Operationalizing an ecosystem approach to fisheries management (sensu Garcia et al. 2003) requires a greater involvement of stakeholders, consideration of alternative management systems and a higher priority of social science in management institutions.
Resilience in XYZ fisheries will come about only if fishers are part of the management system and can adapt quickly to changes in the resource. In the vast majority of global fisheries, regulations towards sustainability are commonly undermined by political pressures (Mora et al. 2009).

Transformation of the management paradigms currently undermining XYZ stocks, therefore, inevitably needs to be supported by decision-makers resolutely if these animals are to remain valuable to the livelihoods of coastal peoples and provide the eco-services that contribute to healthy marine ecosystems. 
There you have it.
The poorer the countries, the more depleted the stocks.
And if we want to establish sustainable fisheries, we have to develop simple, often country-specific management tools, we have to involve the stakeholders - but we also have to tackle poverty and above all, we have to boost compliance and enforcement.

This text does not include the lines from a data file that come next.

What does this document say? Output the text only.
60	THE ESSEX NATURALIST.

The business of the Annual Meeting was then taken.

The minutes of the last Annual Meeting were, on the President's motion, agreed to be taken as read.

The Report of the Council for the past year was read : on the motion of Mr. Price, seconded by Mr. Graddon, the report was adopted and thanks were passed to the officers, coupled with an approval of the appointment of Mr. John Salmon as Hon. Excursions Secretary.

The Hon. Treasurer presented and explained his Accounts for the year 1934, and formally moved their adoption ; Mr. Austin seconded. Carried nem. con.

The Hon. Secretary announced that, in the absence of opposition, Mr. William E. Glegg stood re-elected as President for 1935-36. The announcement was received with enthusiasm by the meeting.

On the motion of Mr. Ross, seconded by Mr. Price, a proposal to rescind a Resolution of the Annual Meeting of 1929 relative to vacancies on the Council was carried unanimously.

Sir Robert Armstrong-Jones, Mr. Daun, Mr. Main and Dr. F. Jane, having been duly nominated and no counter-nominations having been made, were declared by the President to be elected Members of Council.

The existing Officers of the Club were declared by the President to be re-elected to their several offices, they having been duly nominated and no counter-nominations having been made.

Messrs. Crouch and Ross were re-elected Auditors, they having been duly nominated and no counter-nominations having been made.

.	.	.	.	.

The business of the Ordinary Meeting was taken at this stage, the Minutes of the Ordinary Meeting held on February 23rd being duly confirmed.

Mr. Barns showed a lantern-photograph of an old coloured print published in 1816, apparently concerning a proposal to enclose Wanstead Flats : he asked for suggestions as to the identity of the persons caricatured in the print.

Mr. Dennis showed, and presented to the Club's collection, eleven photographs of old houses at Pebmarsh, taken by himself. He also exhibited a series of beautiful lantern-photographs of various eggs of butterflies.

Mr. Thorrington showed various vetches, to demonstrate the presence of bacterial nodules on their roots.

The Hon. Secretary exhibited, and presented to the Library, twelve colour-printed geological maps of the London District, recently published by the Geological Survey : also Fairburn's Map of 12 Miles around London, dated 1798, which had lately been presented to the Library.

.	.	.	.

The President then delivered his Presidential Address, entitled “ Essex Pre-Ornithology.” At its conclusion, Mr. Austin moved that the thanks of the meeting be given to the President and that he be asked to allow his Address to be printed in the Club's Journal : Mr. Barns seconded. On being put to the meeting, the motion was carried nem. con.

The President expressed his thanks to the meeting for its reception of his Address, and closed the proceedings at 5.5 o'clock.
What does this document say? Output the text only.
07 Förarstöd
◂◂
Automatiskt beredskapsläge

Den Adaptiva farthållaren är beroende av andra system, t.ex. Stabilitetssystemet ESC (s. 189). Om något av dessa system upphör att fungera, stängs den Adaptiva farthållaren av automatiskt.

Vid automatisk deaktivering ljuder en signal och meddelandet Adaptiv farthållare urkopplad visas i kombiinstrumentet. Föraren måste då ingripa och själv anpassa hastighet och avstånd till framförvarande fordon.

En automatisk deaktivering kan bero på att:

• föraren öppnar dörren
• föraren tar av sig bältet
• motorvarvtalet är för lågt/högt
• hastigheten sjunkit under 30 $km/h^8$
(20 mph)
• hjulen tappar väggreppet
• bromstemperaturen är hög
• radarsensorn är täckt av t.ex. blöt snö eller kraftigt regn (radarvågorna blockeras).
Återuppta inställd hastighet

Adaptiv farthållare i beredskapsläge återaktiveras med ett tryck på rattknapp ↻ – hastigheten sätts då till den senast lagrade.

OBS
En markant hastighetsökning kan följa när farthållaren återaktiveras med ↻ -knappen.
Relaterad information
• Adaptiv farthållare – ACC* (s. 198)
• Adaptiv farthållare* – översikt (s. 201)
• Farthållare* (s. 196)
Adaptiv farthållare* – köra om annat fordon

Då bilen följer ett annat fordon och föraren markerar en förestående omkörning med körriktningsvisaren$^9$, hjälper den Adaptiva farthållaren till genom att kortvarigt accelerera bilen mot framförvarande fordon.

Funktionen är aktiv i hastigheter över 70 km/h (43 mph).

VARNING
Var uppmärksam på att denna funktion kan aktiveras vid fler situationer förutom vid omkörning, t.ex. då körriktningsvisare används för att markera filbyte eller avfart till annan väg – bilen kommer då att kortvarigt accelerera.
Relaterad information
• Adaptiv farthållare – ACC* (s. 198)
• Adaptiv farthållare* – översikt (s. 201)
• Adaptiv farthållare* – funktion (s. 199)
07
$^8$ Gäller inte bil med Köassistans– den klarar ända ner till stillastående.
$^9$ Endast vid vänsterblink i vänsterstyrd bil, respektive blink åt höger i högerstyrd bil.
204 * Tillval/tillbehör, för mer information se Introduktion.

The paper - have you divined the species XYZ?
It's not at all about Sharks - it is about Sea Cucumbers!
Thing is, when it comes to lesser developed countries in the tropics, I can find plenty of literature about large-scale, industrialized commercial fisheries for pelagic Sharks but nothing about those small-scale artisanal fisheries that are wreaking havoc on the coastal species.
The Sea Cucumber paper is an excellent proxy not only because it sheds a light on those coastal fisheries but also because in places like Fiji, the Sea Cucumber traders are increasingly promoting Shark fins as a high-value alternative for those depleted and ever more rare Sea Cucumbers. Both fisheries supply the same essentially Asian consumer markets, involve the same people and socio-economic issues, and follow the general trend whereby they are equally often not, or badly managed and unsustainable (e.g here), and exploit the same lack of resources (and often lack of determination and/or corruption) and resulting insufficient to nonexistent enforcement by the local authorities.

It's same old same old.
  • Legislate Shark Sanctuaries as stop-gap measures.

  • Where possible, create alternative livelihoods e.g via tourism or aquaculture.

  • Eventually and where adequate, establish science-based and sustainably managed fisheries, however with much smarter, and way cheaper monitoring and enforcement.
    In the case of those small-scale commercial fisheries, monitoring every single fisherman and landing site is mission impossible - the good news being that the bottleneck are the fin traders that are both driving the fisheries and aggregating, processing and exporting the fins. They are relatively few, easy to identify and easy to monitor. Reverse the burden of proof and let them prove that the trade is sustainable and legal, and make it a condition of their license to provide the data required for management.
There you have it - not easy but not impossible, either.
Or am I missing something here?


Shark Diver said...

What you are doing with your shark reef marine reserve is the right approach to the issue. Find a way for the stake holders (fishermen) to profit more from protecting a reserve, than from exploiting that same area.

I always use your conservation model as an example, when I talk to our divers about eco tourism.

DaShark said...

Thanks Martin!

But of course it is difficult to upscale this model to a national level.
Unless you are a tiny country that is quasi totally dependent on tourism like Palau - then maybe it makes sense.

Fish are a renewable resource and sustainable fishing, if implemented correctly, does no harm to the environment.
Think about he alternative = agriculture that is wreaking havoc on terrestrial biota and biodiversity, and you can discern why I'm 100% in favor of fishing.